To run the gitea_svc service:

cd /opt/services/lab_services/services/
docker compose -f gitea_svc.yml up -d

Initial Service Setup

  • Open Gitea via its hostname, defined in dnsmasq_svc and caddy_svc, in a browser on the same network. (e.g. https://git.lab/)

  • Leave the defaults and click "Install Gitea" button - toward the bottom of the page.

  • On the next screen (i.e. the login screen), click "Need an account? Register Now."

    • Select a username (e.g. gitea_user) and a password > 8 characters (e.g. password), then click "Register Account".

    • Note: If you forget the password, you can reset it with:

      docker exec -it <container-id> su git bash -c "gitea admin user change-password -u <user> -p <pw>"

      (But you aren't forgetting passwords because you can look them up in Vaultwarden, correct? ;-))

  • We now have an operating git revision control with many usability features found in other git frontends like Gitlab, Github, Gogs, and many others.

  • From here we want to add our SSH key to our account in Gitea. Grab the key in the clipboard: cat /home/user/.ssh/id_rsa.pub and paste it as an SSH key in Gitea under the account settings.

  • Git and Artifact Repository is installed.

Gitea Runners

Gitea has the ability to support running actions based on events that have occurred in its environment (e.g. a push event.) To do this, you have to register runners, which are agents that run from a container, VM, or bare-metal system and can run commands and produce output as instructed by the runner descriptors in each repository.

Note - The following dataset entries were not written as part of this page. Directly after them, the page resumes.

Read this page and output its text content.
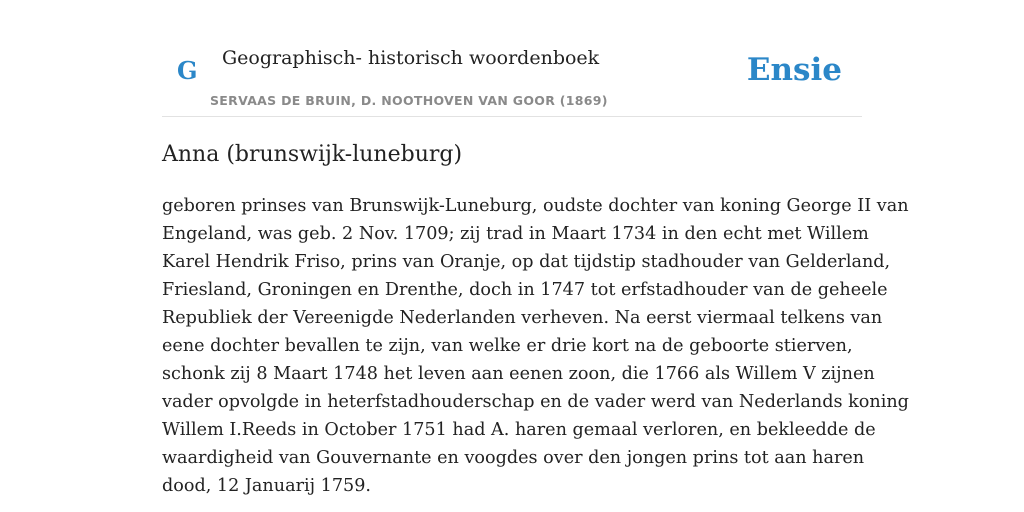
G Geographisch- historisch woordenboek
SERVAAS DE BRUIN, D. NOOTHOVEN VAN GOOR (1869)
Ensie
Anna (brunswijk-luneburg)

geboren prinses van Brunswijk-Luneburg, oudste dochter van koning George II van
Engeland, was geb. 2 Nov. 1709; zij trad in Maart 1734 in den echt met Willem
Karel Hendrik Friso, prins van Oranje, op dat tijdstip stadhouder van Gelderland,
Friesland, Groningen en Drenthe, doch in 1747 tot erfstadhouder van de geheele
Republiek der Vereenigde Nederlanden verheven. Na eerst viermaal telkens van
eene dochter bevallen te zijn, van welke er drie kort na de geboorte stierven,
schonk zij 8 Maart 1748 het leven aan eenen zoon, die 1766 als Willem V zijnen
vader opvolgde in heterfstadhouderschap en de vader werd van Nederlands koning
Willem I.Reeds in October 1751 had A. haren gemaal verloren, en bekleedde de
waardigheid van Gouvernante en voogdes over den jongen prins tot aan haren
dood, 12 Januarij 1759.
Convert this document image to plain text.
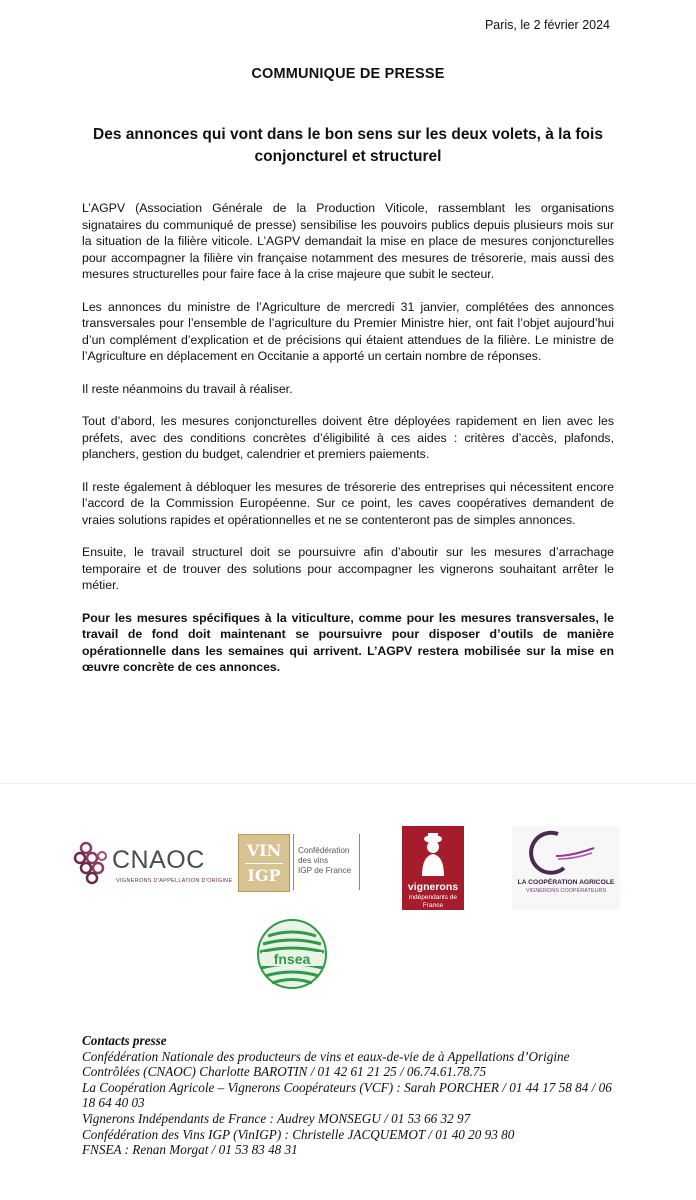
Paris, le 2 février 2024
COMMUNIQUE DE PRESSE
Des annonces qui vont dans le bon sens sur les deux volets, à la fois conjoncturel et structurel

L’AGPV (Association Générale de la Production Viticole, rassemblant les organisations signataires du communiqué de presse) sensibilise les pouvoirs publics depuis plusieurs mois sur la situation de la filière viticole. L’AGPV demandait la mise en place de mesures conjoncturelles pour accompagner la filière vin française notamment des mesures de trésorerie, mais aussi des mesures structurelles pour faire face à la crise majeure que subit le secteur.

Les annonces du ministre de l’Agriculture de mercredi 31 janvier, complétées des annonces transversales pour l’ensemble de l’agriculture du Premier Ministre hier, ont fait l’objet aujourd’hui d’un complément d’explication et de précisions qui étaient attendues de la filière. Le ministre de l’Agriculture en déplacement en Occitanie a apporté un certain nombre de réponses.

Il reste néanmoins du travail à réaliser.

Tout d’abord, les mesures conjoncturelles doivent être déployées rapidement en lien avec les préfets, avec des conditions concrètes d’éligibilité à ces aides : critères d’accès, plafonds, planchers, gestion du budget, calendrier et premiers paiements.

Il reste également à débloquer les mesures de trésorerie des entreprises qui nécessitent encore l’accord de la Commission Européenne. Sur ce point, les caves coopératives demandent de vraies solutions rapides et opérationnelles et ne se contenteront pas de simples annonces.

Ensuite, le travail structurel doit se poursuivre afin d’aboutir sur les mesures d’arrachage temporaire et de trouver des solutions pour accompagner les vignerons souhaitant arrêter le métier.

Pour les mesures spécifiques à la viticulture, comme pour les mesures transversales, le travail de fond doit maintenant se poursuivre pour disposer d’outils de manière opérationnelle dans les semaines qui arrivent. L’AGPV restera mobilisée sur la mise en œuvre concrète de ces annonces.

CNAOC
VIGNERONS D'APPELLATION D'ORIGINE
VIN
IGP
Confédération
des vins
IGP de France
vignerons
indépendants de France
LA COOPÉRATION AGRICOLE
VIGNERONS COOPÉRATEURS
fnsea
Contacts presse
Confédération Nationale des producteurs de vins et eaux-de-vie de à Appellations d’Origine Contrôlées (CNAOC) Charlotte BAROTIN / 01 42 61 21 25 / 06.74.61.78.75
La Coopération Agricole – Vignerons Coopérateurs (VCF) : Sarah PORCHER / 01 44 17 58 84 / 06 18 64 40 03
Vignerons Indépendants de France : Audrey MONSEGU / 01 53 66 32 97
Confédération des Vins IGP (VinIGP) : Christelle JACQUEMOT / 01 40 20 93 80
FNSEA : Renan Morgat / 01 53 83 48 31
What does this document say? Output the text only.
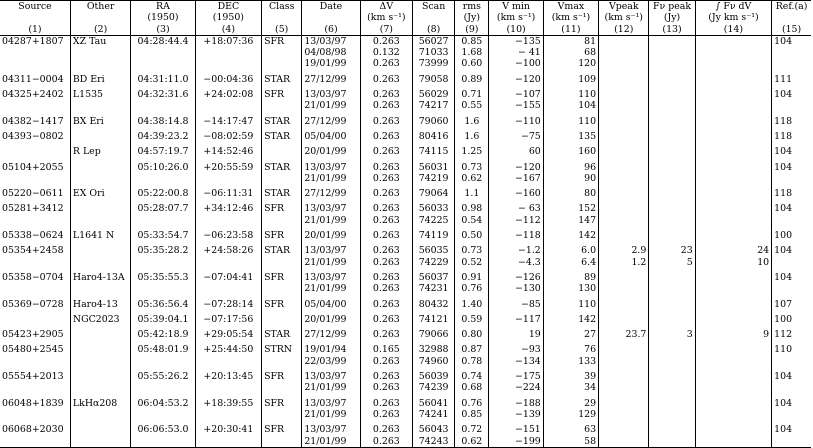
Source	Other	RA	DEC	Class	Date	ΔV	Scan	rms	V min	Vmax	Vpeak	Fν peak	∫ Fν dV	Ref.(a)
		(1950)	(1950)			(km s⁻¹)		(Jy)	(km s⁻¹)	(km s⁻¹)	(km s⁻¹)	(Jy)	(Jy km s⁻¹)	
(1)	(2)	(3)	(4)	(5)	(6)	(7)	(8)	(9)	(10)	(11)	(12)	(13)	(14)	(15)
04287+1807	XZ Tau	04:28:44.4	+18:07:36	SFR	13/03/97	0.263	56027	0.85	−135	81				104
					04/08/98	0.132	71033	1.68	− 41	68				
					19/01/99	0.263	73999	0.60	−100	120				
04311−0004	BD Eri	04:31:11.0	−00:04:36	STAR	27/12/99	0.263	79058	0.89	−120	109				111
04325+2402	L1535	04:32:31.6	+24:02:08	SFR	13/03/97	0.263	56029	0.71	−107	110				104
					21/01/99	0.263	74217	0.55	−155	104				
04382−1417	BX Eri	04:38:14.8	−14:17:47	STAR	27/12/99	0.263	79060	1.6	−110	110				118
04393−0802		04:39:23.2	−08:02:59	STAR	05/04/00	0.263	80416	1.6	−75	135				118
	R Lep	04:57:19.7	+14:52:46		20/01/99	0.263	74115	1.25	60	160				104
05104+2055		05:10:26.0	+20:55:59	STAR	13/03/97	0.263	56031	0.73	−120	96				104
					21/01/99	0.263	74219	0.62	−167	90				
05220−0611	EX Ori	05:22:00.8	−06:11:31	STAR	27/12/99	0.263	79064	1.1	−160	80				118
05281+3412		05:28:07.7	+34:12:46	SFR	13/03/97	0.263	56033	0.98	− 63	152				104
					21/01/99	0.263	74225	0.54	−112	147				
05338−0624	L1641 N	05:33:54.7	−06:23:58	SFR	20/01/99	0.263	74119	0.50	−118	142				100
05354+2458		05:35:28.2	+24:58:26	STAR	13/03/97	0.263	56035	0.73	−1.2	6.0	2.9	23	24	104
					21/01/99	0.263	74229	0.52	−4.3	6.4	1.2	5	10	
05358−0704	Haro4-13A	05:35:55.3	−07:04:41	SFR	13/03/97	0.263	56037	0.91	−126	89				104
					21/01/99	0.263	74231	0.76	−130	130				
05369−0728	Haro4-13	05:36:56.4	−07:28:14	SFR	05/04/00	0.263	80432	1.40	−85	110				107
	NGC2023	05:39:04.1	−07:17:56		20/01/99	0.263	74121	0.59	−117	142				100
05423+2905		05:42:18.9	+29:05:54	STAR	27/12/99	0.263	79066	0.80	19	27	23.7	3	9	112
05480+2545		05:48:01.9	+25:44:50	STRN	19/01/94	0.165	32988	0.87	−93	76				110
					22/03/99	0.263	74960	0.78	−134	133				
05554+2013		05:55:26.2	+20:13:45	SFR	13/03/97	0.263	56039	0.74	−175	39				104
					21/01/99	0.263	74239	0.68	−224	34				
06048+1839	LkHα208	06:04:53.2	+18:39:55	SFR	13/03/97	0.263	56041	0.76	−188	29				104
					21/01/99	0.263	74241	0.85	−139	129				
06068+2030		06:06:53.0	+20:30:41	SFR	13/03/97	0.263	56043	0.72	−151	63				104
					21/01/99	0.263	74243	0.62	−199	58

In a later page, we'll describe how to register a runner and how to use the runner to automatically build and deploy a static docusaurus system-manual site for the system we're building.

Revision Control Is Here!

Going forward, we now have working revision control. This means that we'll start to store all of our environment build, descriptions, configurations, and other artifacts in this repository so that we have provenance and posterity for all changes.